Lehigh formally broke ground Thursday on a new 74,000-square-foot College of Business building that will be infused with technology and provide students and faculty with flexible, collaborative spaces for learning, teaching and research. The building also will be the new home of the Vistex Institute for Executive Learning and Research.
“The beauty of the building is not in the limestone and mortar, although it is gorgeous,” Georgette Chapman Phillips, the Kevin L. and Lisa A. Clayton Dean of the College of Business, told members of the Lehigh community at the outdoor ceremony. “It is in its interactivity, in its capacity for motion and momentum, and in what it means for our students as they are embarking on their business education and discovering their careers.”

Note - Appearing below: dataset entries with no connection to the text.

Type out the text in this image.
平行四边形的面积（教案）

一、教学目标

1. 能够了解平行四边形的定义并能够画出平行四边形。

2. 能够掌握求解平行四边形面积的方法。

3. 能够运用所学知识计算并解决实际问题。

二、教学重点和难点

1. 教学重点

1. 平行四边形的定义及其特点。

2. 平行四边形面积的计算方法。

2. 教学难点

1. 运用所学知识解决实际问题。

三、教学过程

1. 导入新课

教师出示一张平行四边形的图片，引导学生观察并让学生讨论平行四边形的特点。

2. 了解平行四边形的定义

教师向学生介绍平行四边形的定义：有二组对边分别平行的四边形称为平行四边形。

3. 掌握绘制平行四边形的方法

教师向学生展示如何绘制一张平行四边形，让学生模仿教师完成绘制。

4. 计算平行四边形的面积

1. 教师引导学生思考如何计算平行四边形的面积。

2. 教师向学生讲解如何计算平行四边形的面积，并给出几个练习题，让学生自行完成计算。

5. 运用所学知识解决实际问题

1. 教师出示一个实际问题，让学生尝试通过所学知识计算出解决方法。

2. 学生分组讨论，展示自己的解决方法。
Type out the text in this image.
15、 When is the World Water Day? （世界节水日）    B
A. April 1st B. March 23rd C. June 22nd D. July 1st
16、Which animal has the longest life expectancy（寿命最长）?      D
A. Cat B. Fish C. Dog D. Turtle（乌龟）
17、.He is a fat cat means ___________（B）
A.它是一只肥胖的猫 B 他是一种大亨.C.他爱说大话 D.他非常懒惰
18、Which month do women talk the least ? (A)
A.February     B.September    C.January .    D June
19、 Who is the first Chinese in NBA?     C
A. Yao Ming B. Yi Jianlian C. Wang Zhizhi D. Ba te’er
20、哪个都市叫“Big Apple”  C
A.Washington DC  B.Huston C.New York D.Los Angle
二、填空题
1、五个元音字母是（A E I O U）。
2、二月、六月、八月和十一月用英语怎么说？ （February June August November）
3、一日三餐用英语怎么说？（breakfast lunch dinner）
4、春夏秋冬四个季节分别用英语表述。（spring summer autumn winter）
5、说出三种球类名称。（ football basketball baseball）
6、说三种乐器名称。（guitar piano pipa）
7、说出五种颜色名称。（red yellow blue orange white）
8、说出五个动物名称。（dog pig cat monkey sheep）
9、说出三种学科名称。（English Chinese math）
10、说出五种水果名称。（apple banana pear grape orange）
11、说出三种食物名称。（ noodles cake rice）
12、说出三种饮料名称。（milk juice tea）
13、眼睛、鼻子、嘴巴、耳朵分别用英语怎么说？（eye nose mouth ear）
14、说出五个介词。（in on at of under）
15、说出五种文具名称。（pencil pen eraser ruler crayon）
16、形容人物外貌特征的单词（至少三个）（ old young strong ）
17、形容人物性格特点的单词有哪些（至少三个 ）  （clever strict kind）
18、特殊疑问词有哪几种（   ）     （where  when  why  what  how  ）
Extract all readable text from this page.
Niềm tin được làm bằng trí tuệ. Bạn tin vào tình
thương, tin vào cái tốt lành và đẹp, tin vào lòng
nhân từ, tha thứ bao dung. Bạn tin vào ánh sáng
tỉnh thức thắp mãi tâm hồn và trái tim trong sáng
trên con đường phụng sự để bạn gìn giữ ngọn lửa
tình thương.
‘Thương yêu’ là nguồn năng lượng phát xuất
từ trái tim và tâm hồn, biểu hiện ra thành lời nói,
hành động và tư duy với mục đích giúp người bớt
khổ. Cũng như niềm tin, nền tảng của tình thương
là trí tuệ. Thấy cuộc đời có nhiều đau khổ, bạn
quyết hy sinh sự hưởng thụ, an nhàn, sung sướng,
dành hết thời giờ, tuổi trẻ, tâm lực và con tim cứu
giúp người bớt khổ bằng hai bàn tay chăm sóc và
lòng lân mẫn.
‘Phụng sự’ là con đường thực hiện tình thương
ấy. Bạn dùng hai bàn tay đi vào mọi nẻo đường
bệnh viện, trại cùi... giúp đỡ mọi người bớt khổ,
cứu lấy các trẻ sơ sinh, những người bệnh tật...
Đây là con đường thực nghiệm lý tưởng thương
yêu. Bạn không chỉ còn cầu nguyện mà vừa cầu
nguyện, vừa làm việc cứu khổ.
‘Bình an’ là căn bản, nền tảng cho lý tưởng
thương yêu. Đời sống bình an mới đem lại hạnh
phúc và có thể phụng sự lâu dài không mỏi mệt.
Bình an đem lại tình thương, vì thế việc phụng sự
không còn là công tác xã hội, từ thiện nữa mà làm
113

Rising on Packer Avenue between Taylor and Webster streets, the new three-story, four-floor structure is expected to open in Fall 2022. Construction was originally scheduled to begin in 2020 but was delayed because of the COVID-19 pandemic.
The building will accommodate classes in the College's undergraduate and graduate programs and provide 16 additional teaching spaces. It also will provide space for an expanded Bosland Financial Services Lab, Data Analytics Lab, Rauch Media and Communications Lab, Behavioral Lab and a business innovation/incubator space for entrepreneurial exploration.
Among the features will be classrooms with moveable walls that will allow for simulations, case study presentations and hackathon events. Also, labs will be equipped with multiple large screens for instructor use, and specialized group tables will have individual student monitors. Newly configured smart spaces will support faculty research and teaching.
“Our new building reflects Lehigh Business and Lehigh University—not just who we are, but our commitment to what we want to become. We want to become a college that is breaking boundaries at the intersection of business and technology. We want to be driving high-impact, interactive learning experiences. We want to embrace the change that we want to see together with our students, our faculty and our community,” Phillips said.